Glad to see after 3-4 days, the thread is not being mis-directed.

At this point, there may be 3 ASICs that have invested resources into C31 or C32 designs. If anyone knows of others, let us know.

Incorrect, Linizhi Corp will be releasing their Lavasnow Ethereum miner using HBM in June. I should note that Linzhi’s performance is 3x the performance of Inno’s A10 miner.

@asic_king, thank you for the memory lesson. I noticed you did not give Obelisk the benefit of the doubt in the previous threads when it comes to memory segmentation and optimization. I guess those dumbasses at epic who built 10+ generations of GPU don’t know how to build memory controllers and high performance, low power ASICs.

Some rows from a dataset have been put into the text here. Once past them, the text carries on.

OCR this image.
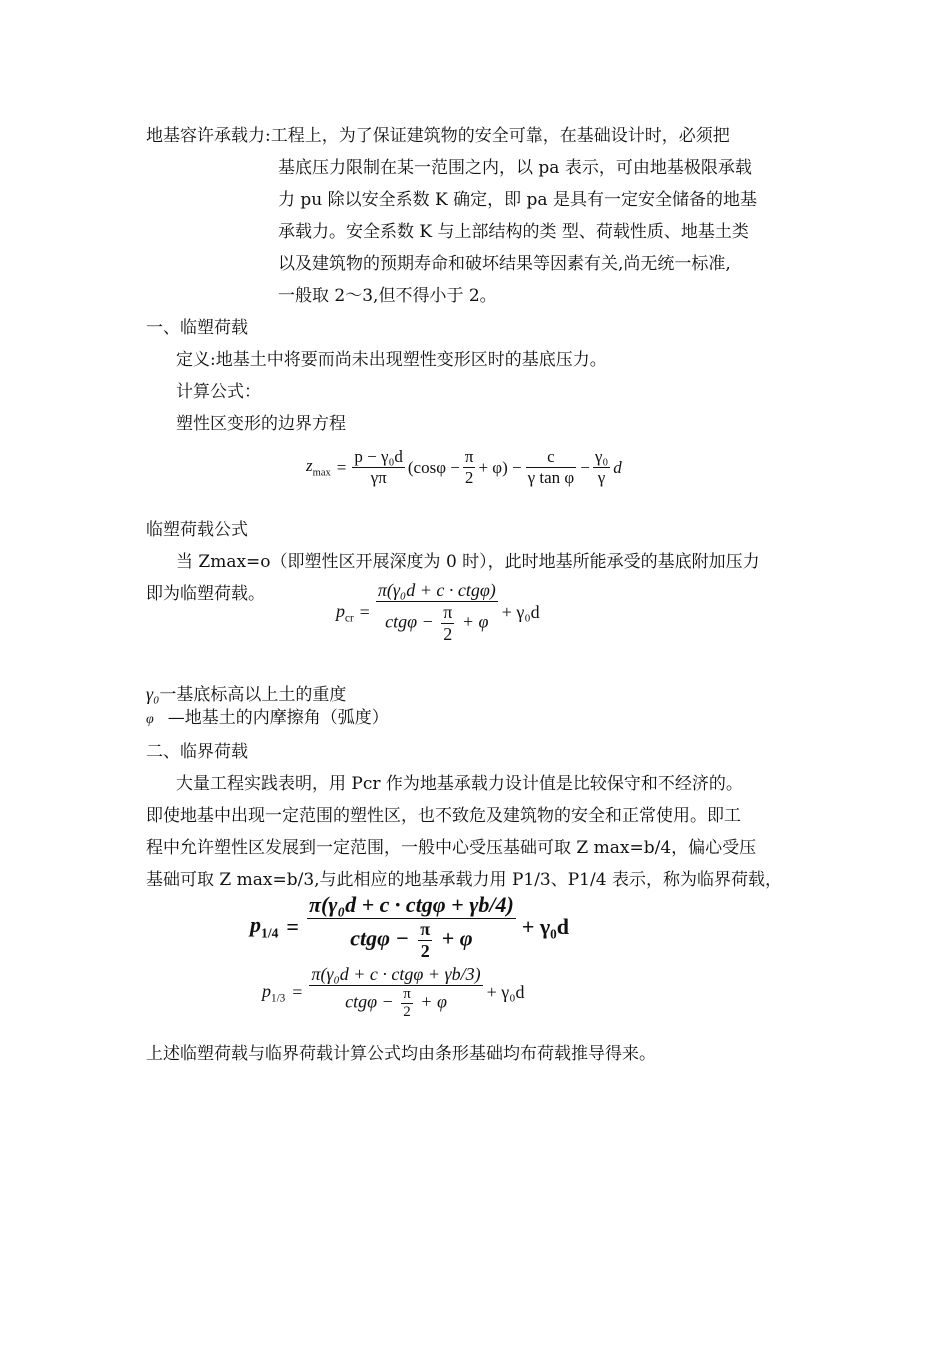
地基容许承载力:工程上，为了保证建筑物的安全可靠，在基础设计时，必须把

基底压力限制在某一范围之内，以 pa 表示，可由地基极限承载

力 pu 除以安全系数 K 确定，即 pa 是具有一定安全储备的地基

承载力。安全系数 K 与上部结构的类 型、荷载性质、地基土类

以及建筑物的预期寿命和破坏结果等因素有关,尚无统一标准,

一般取 2～3,但不得小于 2。

一、临塑荷载

定义:地基土中将要而尚未出现塑性变形区时的基底压力。

计算公式：

塑性区变形的边界方程

$z_{max} = \frac{\text{p − γ₀d}}{\gamma\pi} (\cos\varphi - \frac{\pi}{2} + \varphi) - \frac{c}{\text{γ tan φ}} - \frac{\text{γ₀}}{\gamma}$ d

临塑荷载公式

当 Zmax=o（即塑性区开展深度为 0 时），此时地基所能承受的基底附加压力

即为临塑荷载。

$p_{cr} = \frac{\text{π(γ₀d + c · ctgφ)}}{ctg\varphi - \frac{\pi}{2} + \varphi} + \gamma_0d$

γ₀一基底标高以上土的重度

φ —地基土的内摩擦角（弧度）

二、临界荷载

大量工程实践表明，用 Pcr 作为地基承载力设计值是比较保守和不经济的。

即使地基中出现一定范围的塑性区，也不致危及建筑物的安全和正常使用。即工

程中允许塑性区发展到一定范围，一般中心受压基础可取 Z max=b/4，偏心受压

基础可取 Z max=b/3,与此相应的地基承载力用 P1/3、P1/4 表示，称为临界荷载，

$p_{1/4} = \frac{\text{π(γ₀d + c · ctgφ + γb/4)}}{ctg\varphi - \frac{\pi}{2} + \varphi} + \gamma_0d$
$p_{1/3} = \frac{\text{π(γ₀d + c · ctgφ + γb/3)}}{ctg\varphi - \frac{\pi}{2} + \varphi} + \gamma_0d$

上述临塑荷载与临界荷载计算公式均由条形基础均布荷载推导得来。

Btw, you still didn’t answer how many ASIC’s are in your rig. Why is there any reluctance when you have released your CC31 rig performance but have only provided the CC32 at 2 gps for a single ASIC?

A few things that have been on my mind:

Innosilicon as best we know never shipped an Ethereum miner. Though I do believe that its claims and performance did damage Bitmain’s sales. I know people who ordered them and never received them. I’ve heard other rumors saying that the Ethereum miner from Inno does exist, but Inno only mined it internally.

During the sale of Obelisk’s Decred miner, Obelisk had the most energy efficient miner on the market, even ahead of the Innosilicon Decred miner. While the Obelisk sale was still going, engineers claiming to be working on the firmware for Inno’s Decred machine said that they had changed the firmware to boost the hashrate to 4.4 TH/s on only 1000 watts. This put the Inno machine very firmly ahead of the Obelisk machine in terms of cost and efficiency. Note: there were no official statements by Innosilicon, and also the connection between Inno and the engineers making the claims was never officially confirmed. Similar to this conversation here actually.

This claim transparently hurt Obelisk sales. Though there were no official numbers saying the Inno machine was better, the rumors were clearly impacting our sales. When the Inno Decred machine shipped, it was only doing 2.4 TH/s at 1000w. The 4.4 TH/s claims were a paper tiger, and not even from official sources, but the damage was done.

As it happened, Whatsminer had been making a 40 TH/s miner anyway. Neither the Obelisk nor the Inno machines were viable, so it ended up not mattering so much anyway. But this was not known at the time.


There’s another super important variable that isn’t being discussed by Innosilicon, and has never been discussed by Innosilicon, and also has been used dramatically to their advantage and their customers disadvantage at multiple points in the past: total production quantity.

Mining is a zero-sum game. The amount of reward that exists get split between the miners evenly, and so if more miners exist, the reward for each miner is smaller. Innosilicon has sold miners in the past at extremely high prices, even using phrases such as “you can’t put a discount on dollars”, not disclosing production volumes, not disclosing the fact that they would be mining themselves at-cost, and ultimately resulting in their customers losing substantial sums of money even though Innosilicon had the best miner.


As far as GIP1 goes though, it seems like everyone is on board with delaying the phase-out of CC32 indefinitely, and stopping at CC32. And it seems like delaying the phase-out of CC31 is out of the question, and that Grin is committed to moving to a 7nm-required algorithm for their cryptocurrency.